Alvesson Mats, Berg Per O., L’organizzazione e i suoi simboli, Cortina, Milano, 1993 (1992).
Blanchard Kenneth, Carlos John P., Randolph Alan, Le tre chiavi dell’empowerment. Come liberare il potenziale dei collaboratori offrendo dei risultati entusiasmanti, FrancoAngeli, Milano, 2016 (2001).
Gnatowska Urszula, Empowering culture & innovation. La chiave di successo di Google. Tesi di laurea magistrale, Università di Roma La Sapienza, A/A 2017/2018.
Kotter International, Does corporate culture drive financial performance?, Forbes, 10 Feb 2011, <http://www.forbes.com/sites/johnkotter/2011/02/10/does-corporate-cul- ture-drive-financial-performance/#1a7a3f63672d>.

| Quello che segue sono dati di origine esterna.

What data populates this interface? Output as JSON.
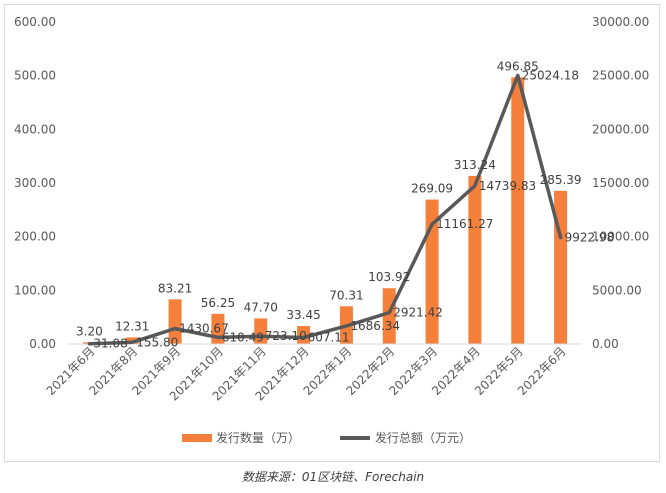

Peters Thomas J., Waterman Robert H. jr., Alla ricerca dell’eccellenza. Lezioni dalle aziende meglio gestite, Sperling & Kupfer, Milano, 1984 (1982).
Quinn Robert E., Spreitzer Gretchen M., The Road to Empowerment: Seven Questions Every Leader Should Consider, “Organizational Dynamics”, vol. XXVI, n. 2, September 1997, pp. 37-49.
Schein Edgar H., Cultura d’azienda e leadership. Una prospettiva dinamica, Guerini, Milano, 1990 (1985).